Généalogie des microformes comiques
L’inventivité caractérise les meilleurs journaux comiques. Les petits journalistes ont su utiliser la dynamique des salles de rédaction pour les transformer parfois en un véritable ouvroir de littérature expérimentale, pour ne pas dire potentielle. Jeux avec les formes poétiques, récits-express, parodies, nombre de procédures ont été alors expérimentées avec comme seule finalité la surprise et le rire. Cette créativité était requise dans une période (de la monarchie de Juillet aux débuts de la Troisième République) où les journaux se multipliaient, entrant en concurrence effrénée, et où, surtout, les législations sur la presse restreignaient leur champ d’intervention en le limitant à la satire sociale. Si les lois de 1881 ont permis enfin d’aborder les sujets politiques, c’est toutefois sous la contrainte de la censure que se sont inventées des formes promises à un long avenir. Profitant d’une courte période de relative liberté, Le Corsaire, La Caricature, Le Figaro et Le Charivari ont été les premiers ouvriers de cette bibliothèque comique qui se complète significativement pendant la décennie 1840-1850. Au-delà de cette période, de la Troisième République à aujourd’hui, la plus grande part des microformes comiques sont d’ailleurs encore régies par cette dynamique. Plus précisément, il est possible de repérer pour ces microformes une triple généalogie :
- Détournement des formes régaliennes de la presse quotidienne : premiers-Paris, faits-Paris, bulletins, feuilletons, etc.
- Reprises de formes courtes issues de la littérature9 : poésie fugitive, lettre, chronique, anecdote, saynète, fables, etc.
- Appropriation des nouveaux formats modernes : ceux de la communication boursière, publicitaire, marchande, institutionnelle comme des formes publiques ou privées en usage dans la société.
À l’intersection de ces trois ensembles, on assiste également à la création de formes dérivées, travaillées obliquement par la charge comique, usant du « parostiche10 », cette indécidable quantique entre pastiche et parodie, qui caractérise parallèlement les pratiques littéraires, théâtrales, musicales et foraines.
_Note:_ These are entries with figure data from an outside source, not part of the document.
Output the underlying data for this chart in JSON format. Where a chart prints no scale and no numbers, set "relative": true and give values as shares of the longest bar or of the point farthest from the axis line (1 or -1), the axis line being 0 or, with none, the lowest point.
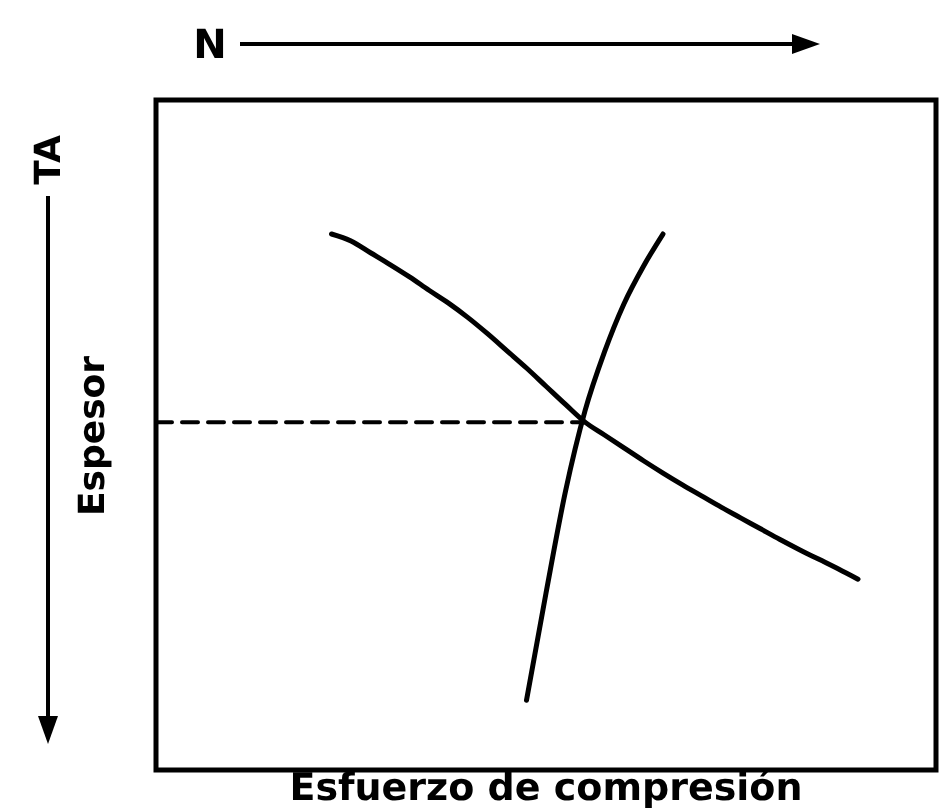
{
  "chart_data": {
    "type": "line",
    "relative": true,
    "xlabel": "Esfuerzo de compresión",
    "ylabel": "Espesor",
    "annotations": [
      "N",
      "TA"
    ],
    "line_style": "solid",
    "categories": [
      null,
      null,
      null,
      null,
      null,
      null,
      null,
      null,
      null,
      null,
      null,
      null,
      null,
      null,
      null,
      null,
      null,
      null,
      null,
      null,
      null,
      null,
      null,
      null,
      null,
      null,
      null,
      null,
      null,
      null,
      null,
      null,
      null,
      null,
      null,
      null,
      null,
      null,
      null,
      null,
      null
    ],
    "series": [
      {
        "color": "#000000",
        "values": [
          null,
          null,
          null,
          null,
          null,
          null,
          null,
          null,
          null,
          1,
          0.987,
          0.965,
          0.943,
          0.92,
          0.895,
          0.871,
          0.844,
          0.814,
          0.782,
          0.75,
          0.716,
          0.682,
          0.649,
          0.625,
          0.601,
          0.577,
          0.554,
          0.532,
          0.511,
          0.49,
          0.47,
          0.45,
          0.43,
          0.411,
          0.393,
          0.375,
          0.356,
          null,
          null,
          null,
          null
        ]
      },
      {
        "color": "#000000",
        "values": [
          null,
          null,
          null,
          null,
          null,
          null,
          null,
          null,
          null,
          null,
          null,
          null,
          null,
          null,
          null,
          null,
          null,
          null,
          null,
          0.13,
          0.33,
          0.52,
          0.67,
          0.78,
          0.87,
          0.94,
          1,
          null,
          null,
          null,
          null,
          null,
          null,
          null,
          null,
          null,
          null,
          null,
          null,
          null,
          null
        ]
      },
      {
        "color": "#000000",
        "line_style": "dashed",
        "values": [
          0.649,
          0.649,
          0.649,
          0.649,
          0.649,
          0.649,
          0.649,
          0.649,
          0.649,
          0.649,
          0.649,
          0.649,
          0.649,
          0.649,
          0.649,
          0.649,
          0.649,
          0.649,
          0.649,
          0.649,
          0.649,
          0.649,
          0.649,
          null,
          null,
          null,
          null,
          null,
          null,
          null,
          null,
          null,
          null,
          null,
          null,
          null,
          null,
          null,
          null,
          null,
          null
        ]
      }
    ]
  }
}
La forte concentration des journaux comiques entre 1830 et 1860 et la menace de la routine ont d’abord imposé la nécessité de revisiter stylistiquement ou de surtitrer de manière originale les rubriques traditionnelles de la petite presse que sont les chroniques, les portraits, les nouvelles à la main, les saynètes et les comptes rendus ; ensuite, les parodistes ont entrepris de détourner les formes communicationnelles modernes. Cette double pratique était favorisée par la diversité du personnel médiatique. Le petit journalisme constituait en effet un monde hétérogène ; son personnel provenait en partie du monde du théâtre, ce qui explique la forte présence du vaudeville et de revues de fin d’année dans les sommaires. Le monde de la chanson y était aussi représenté avec des chansonniers et des goguetiers. Enfin, la grande masse était constituée de gens de lettres et d’écrivains prolétarisés trouvant leur quotidien dans des travaux annexes pour la librairie industrielle et la publicité, avec une proportion notable, dynamique et inventive de jeunes en quête d’un espace identitaire d’inscription et de visibilité — ce que l’on désigne alors comme « bohème ».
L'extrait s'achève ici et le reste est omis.